How is it that Peter became the kind of person who could be this way? I think it’s possible that what we are seeing here is that Peter after the resurrection of Jesus finally understood how the love of God had worked in his own life. Here was someone who had denied Christ three times, seen Christ led away to death with Peter left behind without being forgiven, who failed multiple times to be the leader he was supposed to be, but then, the world for Peter was reborn in the resurrection. He realized that his imperfections no longer separated him from the love of Christ, that love now could never be taken from him. And so he became the kind of person who had the strength to say to a total outsider, stand up, he says to Cornelius who has bowed down before him, I am a human being like you, loved by God exactly in the same way you are.
It can take us our whole lives to learn that God doesn’t love in the ways that human beings do, choosing some more than others, demanding life-long perfection, loving mainly the people who are most like ourselves, worried about who deserves how much. That’s the way humans tend to do it, but today’s readings are all about another way to see what love is. And what they tell us is that it is first in our own lives that we are going to need to realize what Peter learned, that God does not hold love back.
If we have any love, St. John says today, it’s going to be because we see that God loved us first, and because we feel in our hearts that that love is unconditional, that we did not deserve it, but we have it, that we are loved as we are. God accepts us over and over, forgiving and understanding our failure and our imperfection and our past, asking us to stand up on our feet and feel that we are accepted.
And because God loved us first, what would not have been possible before is now possible. We realize that everyone is supposed to experience that love. Human barriers between people are never from God, they are always of our making. Redeemed people like Peter, and like us, are here to see these barriers for what they are and to take them down.
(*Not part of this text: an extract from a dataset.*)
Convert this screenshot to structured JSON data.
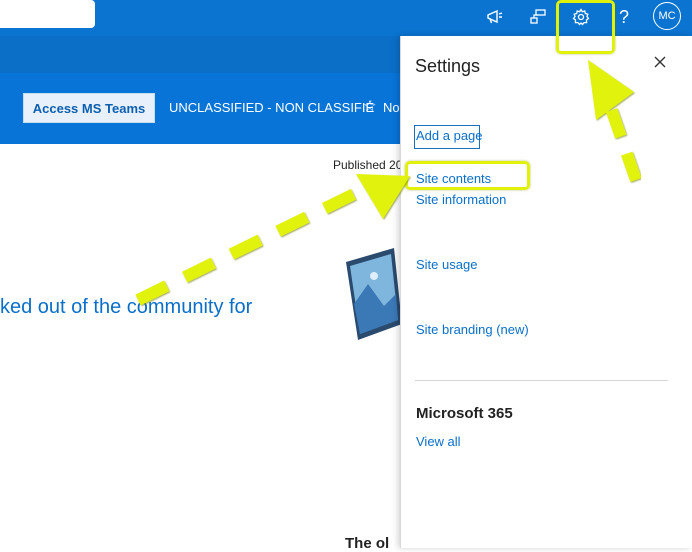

This all isn’t easy to realize, and yet if we’re going to be at all like Peter in this reading, it starts with us seeing that God really does love us beyond our understanding, doesn’t just tolerate us from a distance, or love people in general, but loves us, much more than we probably love and accept ourselves. He loved us first, and continues to. And then today’s gospel says, it’s simple, love as you have been loved, without anywhere where you draw the line about where to stop.